We provide a client portal for the exchange of personal and confidential data and will invite you to use this for all such communications.

20.0

Professional Indemnity Insurance

In accordance with disclosure requirements our professional indemnity insurer is:

  • AXA XL Insurance Company UK Limited – 30.00%
  • Allianz Global Corporate & Speciality SE – 25.00%
  • AmTrust Europe Limited – 25.00%
  • SiriusPoint International Insurance Corporation (PUBL) UK Branch – 15.00%
  • HDI Global Specialty SE – 5.00%

The territorial coverage is worldwide excluding professional business carried out from an office in the United States of America or Canada and excludes any action for a claim brought in any court in the United States of America or Canada.

Subsequent changes to our professional indemnity insurer will be published on our website www.burton-sweet.co.uk/terms-and-conditions/

21.0

Automatic Exchange of Information (AEOI), including FATCA (Foreign Account Tax Compliance Act)

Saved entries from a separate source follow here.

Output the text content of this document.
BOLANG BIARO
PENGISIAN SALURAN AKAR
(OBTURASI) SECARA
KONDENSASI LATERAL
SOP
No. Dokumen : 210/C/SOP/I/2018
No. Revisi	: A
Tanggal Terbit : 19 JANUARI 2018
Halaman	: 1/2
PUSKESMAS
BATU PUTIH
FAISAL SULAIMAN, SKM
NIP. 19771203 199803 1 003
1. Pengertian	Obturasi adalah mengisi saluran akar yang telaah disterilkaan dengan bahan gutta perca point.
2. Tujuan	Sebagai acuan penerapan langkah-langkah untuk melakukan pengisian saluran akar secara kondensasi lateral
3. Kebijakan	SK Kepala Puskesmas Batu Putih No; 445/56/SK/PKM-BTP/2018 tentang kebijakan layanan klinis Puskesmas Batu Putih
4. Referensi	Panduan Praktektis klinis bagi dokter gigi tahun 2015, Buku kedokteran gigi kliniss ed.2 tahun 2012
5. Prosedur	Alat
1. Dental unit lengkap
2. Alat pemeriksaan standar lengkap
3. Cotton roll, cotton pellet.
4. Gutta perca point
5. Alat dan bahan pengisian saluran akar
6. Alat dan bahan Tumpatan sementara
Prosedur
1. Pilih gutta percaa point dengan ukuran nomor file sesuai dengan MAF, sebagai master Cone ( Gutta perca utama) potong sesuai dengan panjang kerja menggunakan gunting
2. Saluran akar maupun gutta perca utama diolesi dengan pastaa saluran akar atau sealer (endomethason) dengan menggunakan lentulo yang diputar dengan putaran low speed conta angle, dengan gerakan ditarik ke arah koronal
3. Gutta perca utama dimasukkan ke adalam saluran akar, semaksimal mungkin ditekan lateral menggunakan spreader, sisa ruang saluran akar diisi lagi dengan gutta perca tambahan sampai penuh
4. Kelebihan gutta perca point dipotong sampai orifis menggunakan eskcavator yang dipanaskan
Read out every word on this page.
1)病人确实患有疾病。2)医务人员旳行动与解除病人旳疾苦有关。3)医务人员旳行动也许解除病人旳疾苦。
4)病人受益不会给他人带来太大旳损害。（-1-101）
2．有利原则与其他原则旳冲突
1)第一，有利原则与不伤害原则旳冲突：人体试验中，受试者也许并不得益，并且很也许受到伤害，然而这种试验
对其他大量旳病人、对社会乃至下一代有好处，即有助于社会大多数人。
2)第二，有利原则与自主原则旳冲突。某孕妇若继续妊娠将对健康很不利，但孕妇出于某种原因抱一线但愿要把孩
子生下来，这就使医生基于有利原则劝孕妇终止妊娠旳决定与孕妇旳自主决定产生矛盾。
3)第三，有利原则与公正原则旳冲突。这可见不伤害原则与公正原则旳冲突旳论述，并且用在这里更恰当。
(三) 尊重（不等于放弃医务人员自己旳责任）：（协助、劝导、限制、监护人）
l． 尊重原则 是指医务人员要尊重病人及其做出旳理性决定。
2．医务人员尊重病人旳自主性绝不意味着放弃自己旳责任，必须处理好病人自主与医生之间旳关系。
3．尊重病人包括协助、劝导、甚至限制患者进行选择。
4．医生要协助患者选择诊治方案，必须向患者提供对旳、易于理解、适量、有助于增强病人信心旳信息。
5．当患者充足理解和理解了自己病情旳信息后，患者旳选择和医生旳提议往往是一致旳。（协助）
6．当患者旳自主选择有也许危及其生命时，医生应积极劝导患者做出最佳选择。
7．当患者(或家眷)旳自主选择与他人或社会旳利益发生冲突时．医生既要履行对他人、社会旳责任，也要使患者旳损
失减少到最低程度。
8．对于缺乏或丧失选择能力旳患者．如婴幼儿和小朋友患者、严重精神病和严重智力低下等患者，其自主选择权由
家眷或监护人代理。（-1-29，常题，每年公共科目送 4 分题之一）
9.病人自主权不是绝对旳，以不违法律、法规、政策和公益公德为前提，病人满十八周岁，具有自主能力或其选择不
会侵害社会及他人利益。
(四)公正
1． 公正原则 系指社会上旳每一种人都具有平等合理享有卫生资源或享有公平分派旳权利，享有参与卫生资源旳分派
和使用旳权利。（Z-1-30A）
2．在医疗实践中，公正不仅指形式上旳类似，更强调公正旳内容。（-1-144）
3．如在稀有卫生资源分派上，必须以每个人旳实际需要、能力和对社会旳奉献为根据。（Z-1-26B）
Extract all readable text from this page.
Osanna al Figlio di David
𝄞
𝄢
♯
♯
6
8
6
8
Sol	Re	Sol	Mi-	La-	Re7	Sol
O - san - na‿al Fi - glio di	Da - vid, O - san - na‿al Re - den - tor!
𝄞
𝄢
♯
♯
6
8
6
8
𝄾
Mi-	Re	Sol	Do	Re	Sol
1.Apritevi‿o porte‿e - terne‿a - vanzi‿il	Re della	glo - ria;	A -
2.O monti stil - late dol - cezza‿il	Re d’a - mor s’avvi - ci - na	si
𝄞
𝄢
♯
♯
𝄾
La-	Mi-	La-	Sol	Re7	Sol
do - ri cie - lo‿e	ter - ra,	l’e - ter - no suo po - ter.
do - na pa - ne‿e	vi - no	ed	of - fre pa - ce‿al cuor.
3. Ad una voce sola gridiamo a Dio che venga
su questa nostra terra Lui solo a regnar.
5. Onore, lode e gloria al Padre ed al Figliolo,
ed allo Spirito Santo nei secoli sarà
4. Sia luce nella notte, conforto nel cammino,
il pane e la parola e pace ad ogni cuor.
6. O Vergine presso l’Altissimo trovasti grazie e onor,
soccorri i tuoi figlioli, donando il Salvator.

Unless covered by a separate engagement letter or another schedule to this letter, we will not be responsible for compliance with the International Tax Compliance Regulations 2015, produced as a result of AEOI.  However, if required to do so, we can provide advice on requirements under these Regulations.  We can also provide advice on setting up the appropriate systems to identify and report on your clients or beneficiaries affected by AEOI.

22.0

Fair Tax Pledge or Other Similar Initiative

Unless you have advised us before engaging us that you have signed up to the Fair Tax Pledge or other similar initiative, we will not be obliged to advise you of any additional obligations imposed by the terms of the pledge.  If you subsequently wish to sign up to the Fair Tax Pledge, you must inform us so that, if appropriate, we may agree appropriate variations to these terms of engagement.  Unless we are informed, we shall be entitled to assume that you have not signed up to the Fair Tax Pledge and unless a variation is specifically agreed with us in writing, our terms of engagement will remain in full force.

23.0

Equality and Diversity

We are committed to promoting equality and diversity in all of our dealings with clients, third parties and our employees.